A British man who entered a commercial surrogacy agreement with an American woman has been told that, because of UK law, he cannot be named as the child’s legal parent.
The boy at the centre of the case, who is now over 12 months old, was born in Minnesota after the British man paid a surrogate there £30,000 so he could become a father using his own sperm and a donor egg.
However, Family Judge Sir James Munby – who is also the president of the family division of the High Court of England and Wales – decided that the genetic father’s single status means he cannot legally be recognised as the boy’s father.
Under the Human Fertilisation and Embryology Act 2008, parenting orders in surrogacy cases can only be granted to couples, regardless of whether they are married or cohabiting, heterosexual or same-sex.
Surrogacy laws are complex in the UK and are unlike adoption laws that allow single people to become parents.
However, as a result of Sir James Munby having no power to grant the man a parenting order, the child has become a ward of court.

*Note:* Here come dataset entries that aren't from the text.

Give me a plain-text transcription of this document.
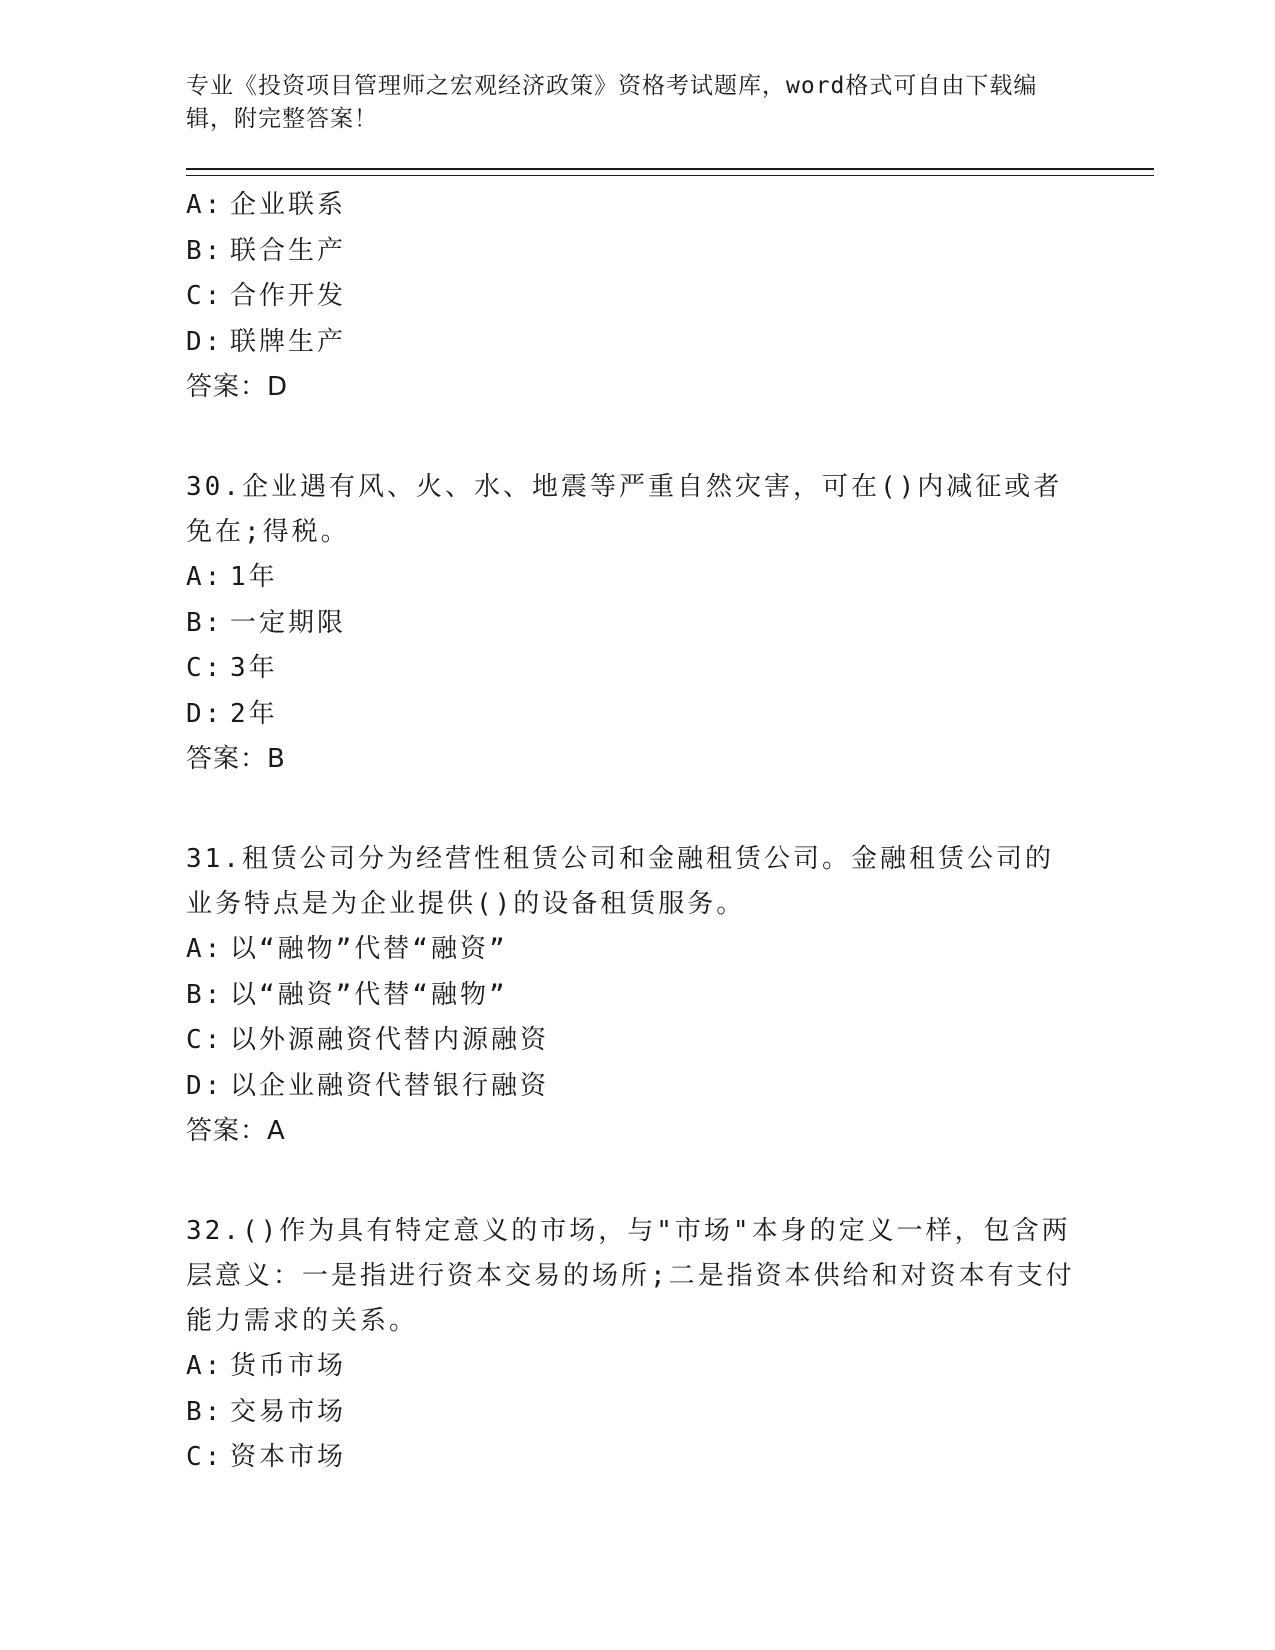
专业《投资项目管理师之宏观经济政策》资格考试题库，word格式可自由下载编辑，附完整答案！

A: 企业联系

B: 联合生产

C: 合作开发

D: 联牌生产

答案：D

30.企业遇有风、火、水、地震等严重自然灾害，可在()内减征或者免在;得税。

A: 1年

B: 一定期限

C: 3年

D: 2年

答案：B

31.租赁公司分为经营性租赁公司和金融租赁公司。金融租赁公司的业务特点是为企业提供()的设备租赁服务。

A: 以“融物”代替“融资”

B: 以“融资”代替“融物”

C: 以外源融资代替内源融资

D: 以企业融资代替银行融资

答案：A

32.()作为具有特定意义的市场，与"市场"本身的定义一样，包含两层意义：一是指进行资本交易的场所;二是指资本供给和对资本有支付能力需求的关系。

A: 货币市场

B: 交易市场

C: 资本市场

The decision essentially leaves him with no legal parent in Britain, despite a ruling by an American court that the British father is the child’s sole parent, with the full consent of the surrogate mother.
Single-parent surrogacy issues have previously been discussed by the Government, but no amendments have been made to allow single people to obtain parenting orders.
However, the boy’s biological father can still launch a separate legal challenge if he argues that the 2008 Act is “incompatible” with his human rights.